Don't know if this helps but here:
You can use xrandr to change the position of your screen, but it will be temporaly so you have to use the display app to make it persistant. I don't know where Fedora keeps those settings when not using the Xorg.conf.
- Get the monitor identifier:
xrandr --verbose | grep -i identifier
xrandr --output [identifier here] --rotate normal
--rotate rotation
Rotation can be one of 'normal', 'left', 'right' or 'inverted'.
This causes the output contents to be rotated in the specified
direction. 'right' specifies a clockwise rotation of the picture
and 'left' specifies a counter-clockwise rotation.
I can't test it because it says here "rotation not supported".
I'm being lazy because I don't want to edit the xorg.conf file right now sorry.

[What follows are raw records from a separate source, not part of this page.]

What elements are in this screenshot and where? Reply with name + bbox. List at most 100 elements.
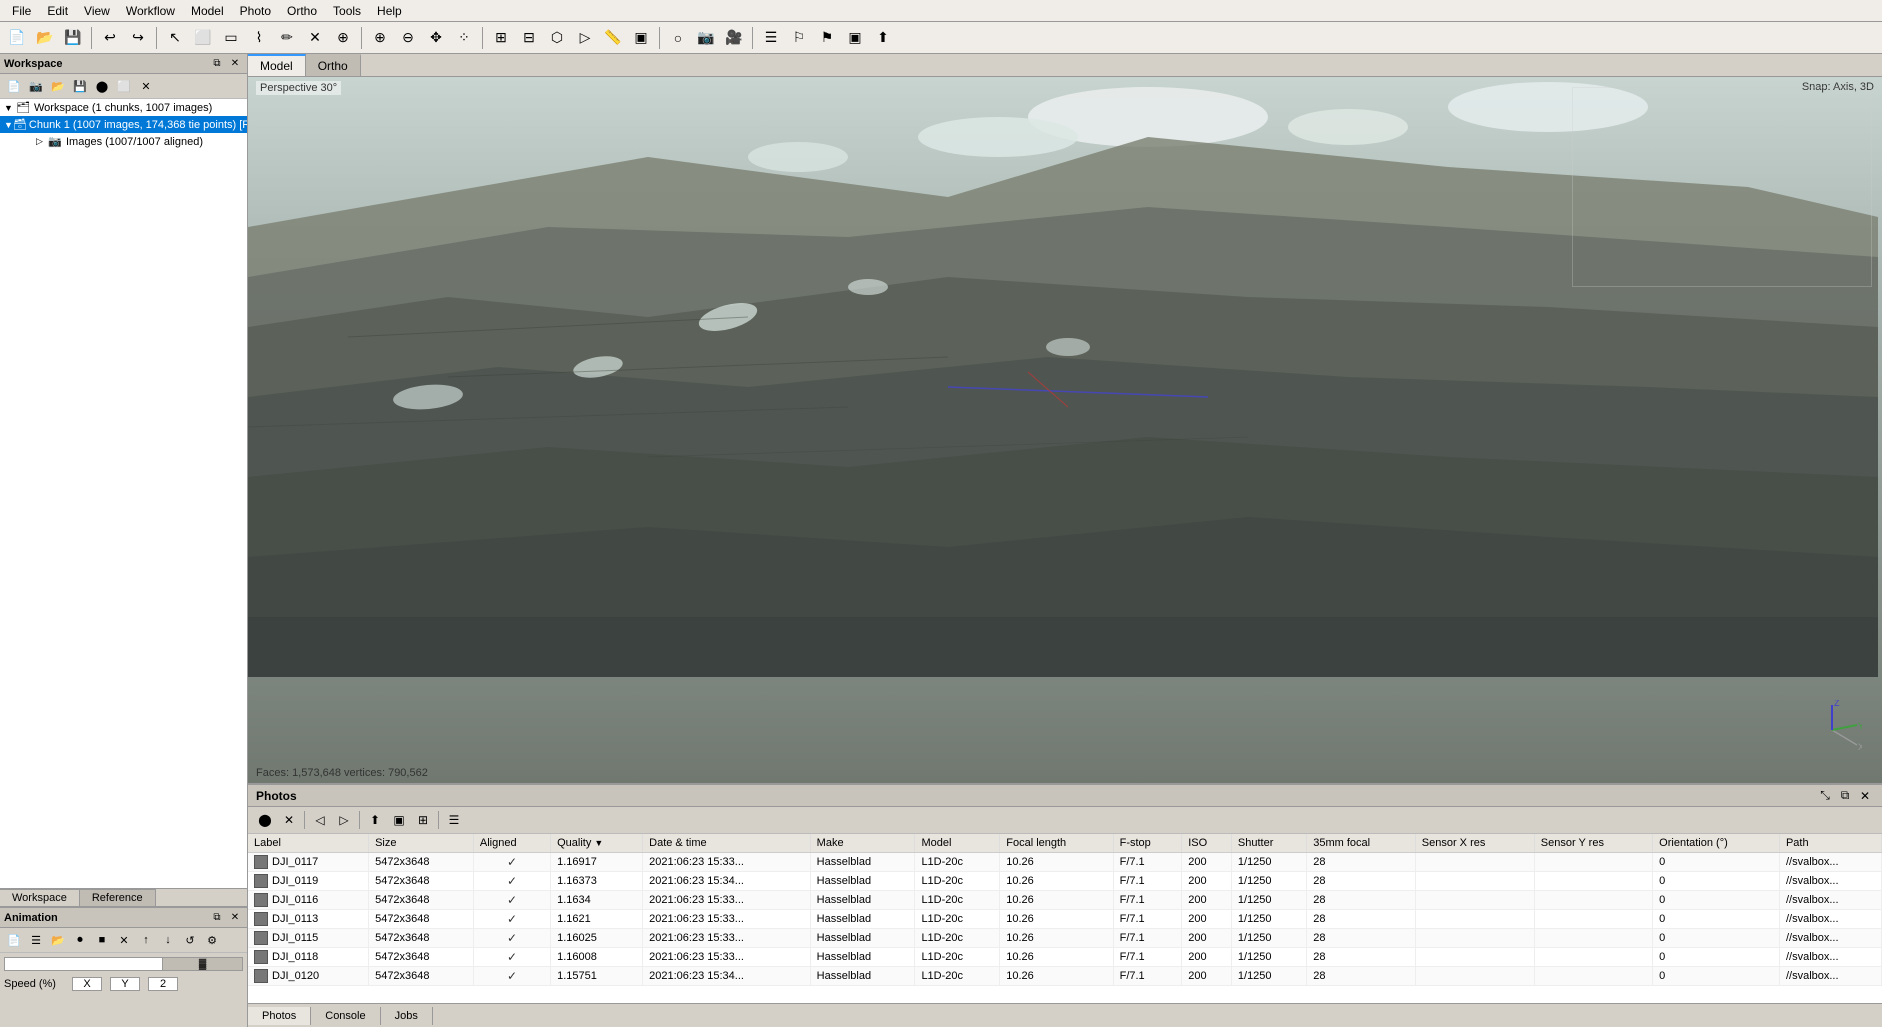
pt-prev-button[interactable]: ◁ bbox=[309, 809, 331, 831]
table-row[interactable]: DJI_0115 5472x3648 ✓ 1.16025 2021:06:23 … bbox=[248, 929, 1882, 948]
col-shutter[interactable]: Shutter bbox=[1231, 834, 1306, 853]
open-button[interactable]: 📂 bbox=[32, 25, 58, 51]
grid-button[interactable]: ⊞ bbox=[488, 25, 514, 51]
animation-slider[interactable]: ▓ bbox=[4, 957, 243, 971]
anim-clear-button[interactable]: ✕ bbox=[114, 930, 134, 950]
table-row[interactable]: DJI_0116 5472x3648 ✓ 1.1634 2021:06:23 1… bbox=[248, 891, 1882, 910]
color-button[interactable]: ▣ bbox=[842, 25, 868, 51]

Another way that may work.
- Drop to the terminal.
CTRL+SHIFT+F2
- Log in and type:
init 3
This will disable the X-Server.
- Run the xconfig app:
/usr/bin/system-config-display
- edit the xorg.conf file
Code:
Section "Device"
Identifier "Device0"
Driver "nvidia"
VendorName "NVIDIA Corporation"
Option "RandRRotation" "boolean"
Option "Rotate" "string"
EndSection
Where boolean should be 0 and string should be off(or normal but with but enabling RandRRotation with 1).